Jens anfängliche Begeisterung für die Truppe war so schlagartig verflogen, dass sie im ersten Moment kaum ein Wort herausbringen konnte. »Was … was wollen Sie?«
»Das ist doch ganz offensichtlich, gute Frau«, erwiderte der Solist. »Wie sind hier, um die frohe Weihnachtsbotschaft und festliche Stimmung zu verbreiten.«
»Okay. Ja, das Lied war sehr schön. Vielen Dank.« Sie zerknüllte den Fünfer in ihrer Hand und ließ ihn in die Tasche ihres Bademantels gleiten. »Es war schön, aber jetzt müssen Sie wieder gehen. Ich bin gerade beschäftigt.«
»Oh, das ist aber schade. An so einem schönen Heiligabend. Und sogar das Wetter spielt mit.«
Trotz des Schnees, der sich auf dem Rand seines Zylinders türmte, kam er ihr immer abstoßender vor, je genauer sie ihn in Augenschein nahm. Diese gelblichen, pockennarbigen Wangen, die braun gefleckten Schneidezähne, dieses starre linke Auge. Sie war sich immer sicherer, dass sie wollte, dass er mitsamt seinen Gefolgsleuten verschwand.
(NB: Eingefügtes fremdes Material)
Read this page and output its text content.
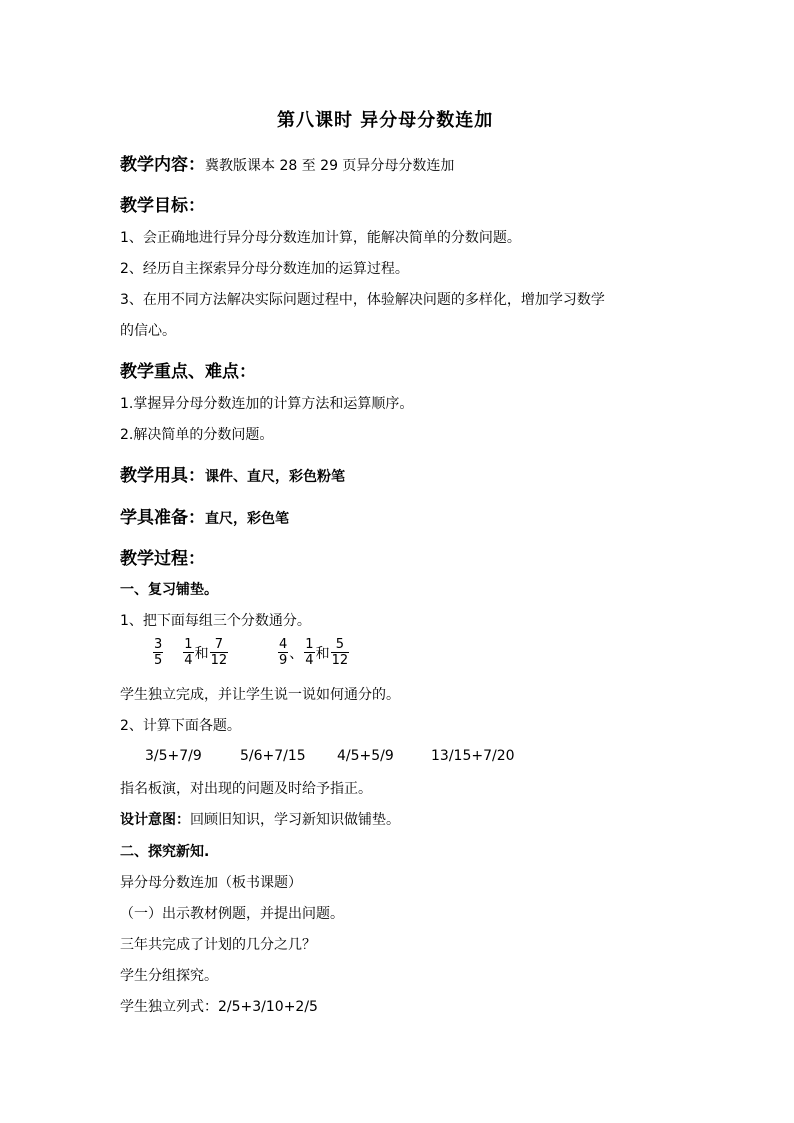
第八课时 异分母分数连加
教学内容：冀教版课本 28 至 29 页异分母分数连加
教学目标：
1、会正确地进行异分母分数连加计算，能解决简单的分数问题。
2、经历自主探索异分母分数连加的运算过程。
3、在用不同方法解决实际问题过程中，体验解决问题的多样化，增加学习数学
的信心。
教学重点、难点：
1.掌握异分母分数连加的计算方法和运算顺序。
2.解决简单的分数问题。
教学用具：课件、直尺，彩色粉笔
学具准备：直尺，彩色笔
教学过程：
一、复习铺垫。
1、把下面每组三个分数通分。
$\frac{3}{5} \frac{1}{4}$ 和 $\frac{7}{12}$	$\frac{4}{9}$ 、 $\frac{1}{4}$ 和 $\frac{5}{12}$
学生独立完成，并让学生说一说如何通分的。
2、计算下面各题。
3/5+7/9	5/6+7/15 4/5+5/9	13/15+7/20
指名板演，对出现的问题及时给予指正。
设计意图：回顾旧知识，学习新知识做铺垫。
二、探究新知.
异分母分数连加（板书课题）
（一）出示教材例题，并提出问题。
三年共完成了计划的几分之几？
学生分组探究。
学生独立列式：2/5+3/10+2/5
»Tut mir leid«, sagte sie. »Ich habe zu tun.«
»Wir wollen Sie nur ein bisschen unterhalten.«
»Das haben Sie bereits getan.«
»Durch eine geschlossene Haustür können Sie kaum in den vollen Genuss unserer Darbietung gekommen sein.«
»Ich habe es gehört. Sie haben sehr schön gesungen.«
Jen sprach bewusst mit möglichst tonloser Stimme und gab sich Mühe, abweisend sein, ohne übermäßig feindselig zu klingen.